Solr Operator Documentation

Managed SolrCloud Rolling Updates

Since v0.2.7

Solr Clouds are complex distributed systems, and thus require a more delicate and informed approach to rolling updates.

If the Managed update strategy is specified in the Solr Cloud CRD, then the Solr Operator will take control over deleting SolrCloud pods when they need to be updated.

The operator will find all pods that have not been updated yet and choose the next set of pods to delete for an update, given the following workflow.

Note: Managed Updates are a executed via Cluster Operation Locks, please refer to the documentation for more information about how these operations are executed.

Pod Update Workflow

The logic goes as follows:

  1. Find the pods that are out-of-date
  2. Update all out-of-date pods that do not have a started Solr container.
    • This allows for updating a pod that cannot start, even if other pods are not available.
    • This step does not respect the maxPodsUnavailable option, because these pods have not even started the Solr process.
  3. Retrieve the cluster state of the SolrCloud if there are any ready pods.
    • If no pods are ready, then there is no endpoint to retrieve the cluster state from.
  4. Sort the pods in order of safety for being restarted. Sorting order reference
  5. Iterate through the sorted pods, greedily choosing which pods to update. Selection logic reference
    • The maximum number of pods that can be updated are determined by starting with maxPodsUnavailable, then subtracting the number of updated pods that are unavailable as well as the number of not-yet-started, out-of-date pods that were updated in a previous step. This check makes sure that any pods taken down during this step do not violate the maxPodsUnavailable constraint.

Pod Update Sorting Order

The pods are sorted by the following criteria, in the given order. If any two pods on a criterion, then the next criteria (in the following order) is used to sort them.

In this context the pods sorted highest are the first chosen to be updated, the pods sorted lowest will be selected last.

  1. If the pod is the overseer, it will be sorted lowest.
  2. If the pod is not represented in the clusterState, it will be sorted highest.
    • A pod is not in the clusterstate if it does not host any replicas and is not the overseer.
  3. Number of leader replicas hosted in the pod, sorted low -> high
  4. Number of active or recovering replicas hosted in the pod, sorted low -> high
  5. Number of total replicas hosted in the pod, sorted low -> high
  6. If the pod is not a liveNode, then it will be sorted lower.
  7. Any pods that are equal on the above criteria will be sorted lexicographically.

Pod Update Selection Logic

Loop over the sorted pods, until the number of pods selected to be updated has reached the maximum.
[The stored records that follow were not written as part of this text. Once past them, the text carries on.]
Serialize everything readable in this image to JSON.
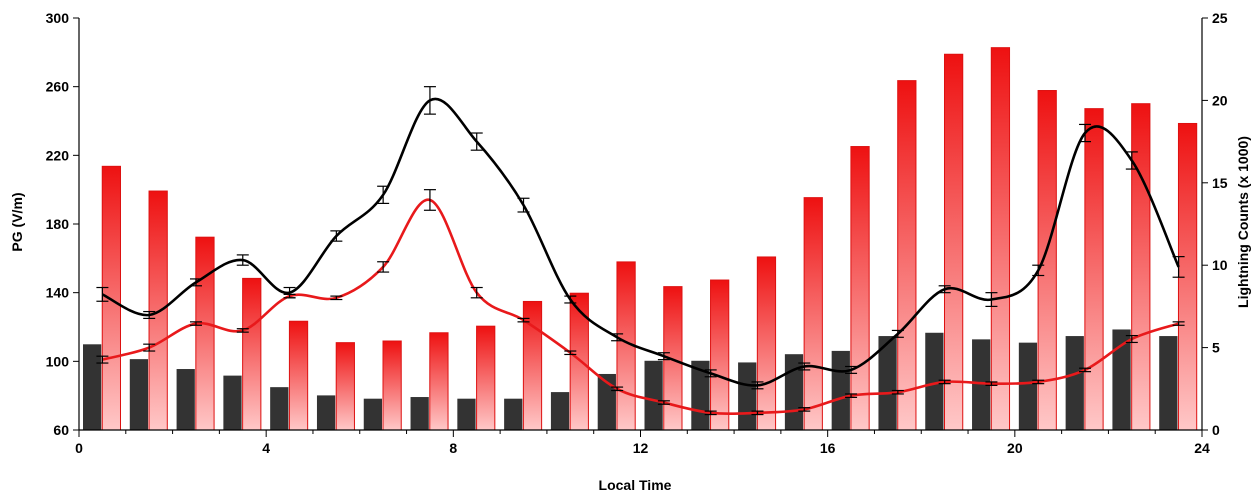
{
  "chart_data": {
    "type": "bar",
    "title": "",
    "xlabel": "Local Time",
    "ylabel": "PG (V/m)",
    "y2label": "Lightning Counts (x 1000)",
    "xlim": [
      0,
      24
    ],
    "ylim": [
      60,
      300
    ],
    "y2lim": [
      0,
      25
    ],
    "xticks": [
      0,
      4,
      8,
      12,
      16,
      20,
      24
    ],
    "yticks": [
      60,
      100,
      140,
      180,
      220,
      260,
      300
    ],
    "y2ticks": [
      0,
      5,
      10,
      15,
      20,
      25
    ],
    "grid": false,
    "legend": "none",
    "colors": {
      "black_bars": "#333333",
      "red_bars_top": "#ee1111",
      "red_bars_bottom": "#ffc8c8",
      "black_line": "#000000",
      "red_line": "#e8191b"
    },
    "series": [
      {
        "kind": "bar",
        "axis": "right",
        "color": "black",
        "x": [
          0.5,
          1.5,
          2.5,
          3.5,
          4.5,
          5.5,
          6.5,
          7.5,
          8.5,
          9.5,
          10.5,
          11.5,
          12.5,
          13.5,
          14.5,
          15.5,
          16.5,
          17.5,
          18.5,
          19.5,
          20.5,
          21.5,
          22.5,
          23.5
        ],
        "values": [
          5.2,
          4.3,
          3.7,
          3.3,
          2.6,
          2.1,
          1.9,
          2.0,
          1.9,
          1.9,
          2.3,
          3.4,
          4.2,
          4.2,
          4.1,
          4.6,
          4.8,
          5.7,
          5.9,
          5.5,
          5.3,
          5.7,
          6.1,
          5.7
        ]
      },
      {
        "kind": "bar",
        "axis": "right",
        "color": "red",
        "x": [
          0.5,
          1.5,
          2.5,
          3.5,
          4.5,
          5.5,
          6.5,
          7.5,
          8.5,
          9.5,
          10.5,
          11.5,
          12.5,
          13.5,
          14.5,
          15.5,
          16.5,
          17.5,
          18.5,
          19.5,
          20.5,
          21.5,
          22.5,
          23.5
        ],
        "values": [
          16.0,
          14.5,
          11.7,
          9.2,
          6.6,
          5.3,
          5.4,
          5.9,
          6.3,
          7.8,
          8.3,
          10.2,
          8.7,
          9.1,
          10.5,
          14.1,
          17.2,
          21.2,
          22.8,
          23.2,
          20.6,
          19.5,
          19.8,
          18.6
        ]
      },
      {
        "kind": "line",
        "axis": "left",
        "color": "black",
        "x": [
          0.5,
          1.5,
          2.5,
          3.5,
          4.5,
          5.5,
          6.5,
          7.5,
          8.5,
          9.5,
          10.5,
          11.5,
          12.5,
          13.5,
          14.5,
          15.5,
          16.5,
          17.5,
          18.5,
          19.5,
          20.5,
          21.5,
          22.5,
          23.5
        ],
        "values": [
          139,
          127,
          146,
          159,
          140,
          173,
          197,
          252,
          228,
          191,
          136,
          114,
          103,
          93,
          86,
          97,
          95,
          116,
          142,
          136,
          153,
          233,
          217,
          155
        ],
        "errors": [
          4,
          2,
          2,
          3,
          3,
          3,
          5,
          8,
          5,
          4,
          2,
          2,
          2,
          2,
          2,
          2,
          2,
          2,
          2,
          4,
          3,
          5,
          5,
          6
        ]
      },
      {
        "kind": "line",
        "axis": "left",
        "color": "red",
        "x": [
          0.5,
          1.5,
          2.5,
          3.5,
          4.5,
          5.5,
          6.5,
          7.5,
          8.5,
          9.5,
          10.5,
          11.5,
          12.5,
          13.5,
          14.5,
          15.5,
          16.5,
          17.5,
          18.5,
          19.5,
          20.5,
          21.5,
          22.5,
          23.5
        ],
        "values": [
          101,
          108,
          122,
          118,
          138,
          137,
          155,
          194,
          140,
          124,
          105,
          84,
          76,
          70,
          70,
          72,
          80,
          82,
          88,
          87,
          88,
          95,
          113,
          122
        ],
        "errors": [
          2,
          2,
          1,
          1,
          1,
          1,
          3,
          6,
          3,
          1,
          1,
          1,
          1,
          1,
          1,
          1,
          1,
          1,
          1,
          1,
          1,
          1,
          2,
          1
        ]
      }
    ]
  }
}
This maximum is calculated by taking the given, or default, maxPodsUnavailable and subtracting the number of updated pods that are unavailable or have yet to be re-created.

Triggering a Manual Rolling Restart

Given these complex requirements, kubectl rollout restart statefulset will generally not work on a SolrCloud.

One option to trigger a manual restart is to change one of the podOptions annotations. For example you could set this to the date and time of the manual restart.

apiVersion: solr.apache.org/v1beta1
kind: SolrCloud
spec:
  customSolrKubeOptions:
    podOptions:
      annotations:
        manualrestart: "2021-10-20T08:37:00Z"

Pod Readiness during updates

The Solr Operator sets up at least two Services for every SolrCloud.

Only the common service uses the publishNotReadyAddresses: false option, since the common service should load balance between all available nodes. The other services have individual endpoints for each node, so there is no reason to de-list pods that are not available.

When doing a rolling upgrade, or taking down a pod for any reason, we want to first stop all requests to this pod. Solr will do this while stopping by first taking itself out of the cluster’s set of liveNodes , so that other Solr nodes and clients think it is not running. However, for ephemeral clusters we are also evicting data before the pod is deleted. So we want to stop requests to this node since the data will soon no-longer live there.

Kubernetes allows the Solr Operator to control whether a pod is considered ready, or available for requests, via readinessConditions/readinessGates. When the Solr Operator begins the shut-down procedure for a pod, it will first set a readinessCondition to false, so that no loadBalanced requests (through the common service) go to the pod. This readinessCondition will stay set to false until the pod is deleted and a new pod is created in its place.

For this reason, it’s a good idea to avoid very aggressive Update Strategies. During a rolling restart with a high maxPodsUnavailable, requests that go through the common service might be routed to a very small number of pods.